Reverse right – from MHD magazine

Reverse right – from MHD magazine

Patrick Viney

New consumer research from JDA Software is demonstrating the importance of putting effective reverse logistics processes in place.

Black Friday and Cyber Monday are becoming large sales events globally, with spending in Australia expected to reach over $1billion this year and, according to new consumer research from JDA Software and Centiro, nearly three quarters (74 per cent) of Australian shoppers admit to spending more than anticipated during big sales events.

However, we know that, inevitably, not everything shoppers buy during the sales periods will be kept, and we often see a large number of goods being returned across the country after such sales events. For example, customers might buy a couple of different sizes of the same product and then return the sizes that don’t fit, creating a rush of unwanted goods back into the warehouse.

The way retailers manage this process is actually extremely important for the shoppers we surveyed, as the results demonstrated that 80 per cent said the ease of returning goods bought online factors into their decision before they even buy a product.

“Inevitably, not everything shoppers buy during the sales periods will be kept, and we often see a large number of goods being returned across the country after such sales events.”

Getting it right

We believe the first step for all retailers is to provide a simple way for customers to return their purchases in store. Demand on store employees increases during sales events and pressure on customer service teams also increases, so it’s vital to ensure there are clear processes around the returns service. Store assistants need to know what to do when a return comes into store and then how to ensure it goes to the right person in the warehouse.

Having a slick returns process is the difference between retaining a customer and losing one as over three quarters (83 per cent) of respondents said they would switch to an alternative retailer if they received a poor returns service.

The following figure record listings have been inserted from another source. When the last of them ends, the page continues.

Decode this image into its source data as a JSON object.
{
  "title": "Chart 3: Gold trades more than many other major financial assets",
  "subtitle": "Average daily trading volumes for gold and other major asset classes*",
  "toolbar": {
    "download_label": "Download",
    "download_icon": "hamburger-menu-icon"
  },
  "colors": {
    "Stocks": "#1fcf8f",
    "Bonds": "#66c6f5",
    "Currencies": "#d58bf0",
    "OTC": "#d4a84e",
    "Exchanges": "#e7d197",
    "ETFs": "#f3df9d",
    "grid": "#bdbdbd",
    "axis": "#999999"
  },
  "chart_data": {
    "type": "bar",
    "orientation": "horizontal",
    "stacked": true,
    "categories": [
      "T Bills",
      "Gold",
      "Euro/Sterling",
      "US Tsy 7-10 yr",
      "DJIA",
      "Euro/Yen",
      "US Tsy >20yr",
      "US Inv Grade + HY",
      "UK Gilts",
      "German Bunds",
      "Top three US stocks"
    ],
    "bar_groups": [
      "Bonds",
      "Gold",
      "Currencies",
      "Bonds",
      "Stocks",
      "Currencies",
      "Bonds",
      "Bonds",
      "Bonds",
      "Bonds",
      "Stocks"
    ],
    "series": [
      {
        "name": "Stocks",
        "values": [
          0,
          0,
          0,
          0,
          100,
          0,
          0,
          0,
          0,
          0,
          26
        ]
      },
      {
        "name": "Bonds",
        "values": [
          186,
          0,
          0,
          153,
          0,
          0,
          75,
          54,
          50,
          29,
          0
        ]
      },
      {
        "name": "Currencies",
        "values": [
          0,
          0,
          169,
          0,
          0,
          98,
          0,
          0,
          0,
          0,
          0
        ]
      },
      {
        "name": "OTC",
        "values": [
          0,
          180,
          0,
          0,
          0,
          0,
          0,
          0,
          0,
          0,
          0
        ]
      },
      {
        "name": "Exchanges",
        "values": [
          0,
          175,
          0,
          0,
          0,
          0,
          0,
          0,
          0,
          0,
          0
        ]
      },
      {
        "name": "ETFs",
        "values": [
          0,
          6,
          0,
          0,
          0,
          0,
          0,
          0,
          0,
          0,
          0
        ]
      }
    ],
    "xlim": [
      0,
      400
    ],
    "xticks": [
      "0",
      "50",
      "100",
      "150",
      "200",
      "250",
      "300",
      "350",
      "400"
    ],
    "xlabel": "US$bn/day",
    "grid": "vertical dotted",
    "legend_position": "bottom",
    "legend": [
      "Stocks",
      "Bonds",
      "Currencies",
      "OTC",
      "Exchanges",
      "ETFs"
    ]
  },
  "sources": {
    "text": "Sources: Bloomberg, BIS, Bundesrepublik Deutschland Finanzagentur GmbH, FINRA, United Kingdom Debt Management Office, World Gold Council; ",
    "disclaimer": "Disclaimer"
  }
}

But how can logistics managers also handle this effectively? In the warehouse as well as in store, it is vital to have effective returns processes in place as most returned goods will need to be identified as faulty or repackaged and resold in store. Most warehouses have a quarantine area, and we often see this is where ‘goods go to die’ as they are sometimes not processed for weeks or even months later!

Warehouse operatives need to be aware of whose responsibility it is to manage the returned stock, where the goods go and how the next steps are managed. If the items are indeed genuinely faulty then they will need to be returned to the manufacturer in exchange for a credit note, but otherwise if there’s nothing wrong with them, there’s no reason why they can’t be repackaged and resold.

Ensuring the goods are available for resale within a very short timeframe is going to be crucial. Decide whether to ship them back into store or whether to make them available in the warehouse to support online sales. Particularly in these busy sales periods, the key is having warehouse returns processes clearly defined and, ultimately, the products processed in a timely manner.

“There’s no need for anyone in the industry to fear the process of returned goods in busy sales periods or at any other time of the year.”

Avoid stock underfoot

Having worked with both large and small retailers, I’m able to recognise one of the biggest bugbears in the industry – obsolete inventory – and the aim is to avoid this outcome at all cost. We see many logistics managers up in arms when products are discovered sitting on a warehouse shelf for three weeks when, if they had simply been processed in a day or two, they could have been back in store available for sale.

It’s really important to enable visibility of the inventory levels through a warehouse management system, especially to track the stock in the quarantined or damaged areas. This visibility should be shared right across the business from logistics managers to inventory managers, so they can manage the process of going through those goods and making them available for sale.

For example, when dealing with inventory with particular size and colour considerations, let’s imagine a blue dress in size 10, 12 or 14 (which could be your most in-demand sizes). If it has run out in store but knowing there’s stock in the warehouse, this can help speed up the process of helping the goods get back to store. Even more critically, as we get towards the end of the season, moving as much stock as possible out of the warehouse and into the store is essential to avoid the items hanging around post-season.

In summary, there’s no need for anyone in the industry to fear the process of returned goods in busy sales periods or at any other time of the year. In fact, handled effectively and with the right systems, processes and visibility in place, it can actually be the difference between gaining loyal customers or losing them.